From among 414 patients within their institution’s osteochondral allograft (OCA) transplant registry, Williams and colleagues focused on donor-recipient blood type to determine whether patients who received allografts from mismatched donors were at greater risk of an OCA revision or arthroplasty surgery vs. patients whose allografts were donor-recipient matched.
Among the 103 patients in the final analysis for whom donor-recipient blood type information was available, either from electronic medical records or the tissue bank, researchers sought a 2:1 ratio of successful OCA transplants (n = 70) to clinical failures who underwent OCA revision or arthroplasty procedures (n = 33).
When they considered Rh, ABO blood type and the combination of both Rh factor and ABO blood types, researchers found no statistical significance in any of the groups, according to Williams.

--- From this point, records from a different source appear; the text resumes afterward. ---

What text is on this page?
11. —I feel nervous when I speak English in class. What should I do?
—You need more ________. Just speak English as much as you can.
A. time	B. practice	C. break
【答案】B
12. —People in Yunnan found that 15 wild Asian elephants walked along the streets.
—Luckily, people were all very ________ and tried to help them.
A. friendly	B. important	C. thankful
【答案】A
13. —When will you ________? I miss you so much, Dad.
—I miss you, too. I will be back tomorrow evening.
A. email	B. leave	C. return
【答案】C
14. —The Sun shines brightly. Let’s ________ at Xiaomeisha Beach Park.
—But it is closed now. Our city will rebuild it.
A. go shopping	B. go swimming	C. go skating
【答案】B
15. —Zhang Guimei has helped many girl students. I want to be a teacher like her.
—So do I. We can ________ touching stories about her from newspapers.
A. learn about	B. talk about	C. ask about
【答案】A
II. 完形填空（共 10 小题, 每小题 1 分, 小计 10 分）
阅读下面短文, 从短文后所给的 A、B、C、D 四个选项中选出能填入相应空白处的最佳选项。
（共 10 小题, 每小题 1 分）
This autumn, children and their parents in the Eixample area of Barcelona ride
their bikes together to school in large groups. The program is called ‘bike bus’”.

Therefore, “there is not a higher likelihood of failure given a blood type mismatch,” he said.
In addition, researchers found blood type mismatch was not associated with a higher likelihood of positive immune responses, the results showed.
Researchers drew this conclusion from histological studies they did of tissue from 18 retrieved grafts from among the 33 patients whose OCAs were deemed failures.
“We had twelve that were immune response positive and six that did not elicit an immune response,” Williams said.
A Fisher’s exact test performed to reveal differences between the two response groups showed there were none, he said, “giving way to the idea that ABO and Rh blood type mismatching does not influence the immune response found in these failed grafts.”
Concerning future work in this area, “we will continue with standard operating care in OCA transplant techniques where blood type mismatching is not considered and we will further optimize sub-rejection immune response methods so that we can improve our surgery to as low of a failure rate as possible,” Williams said.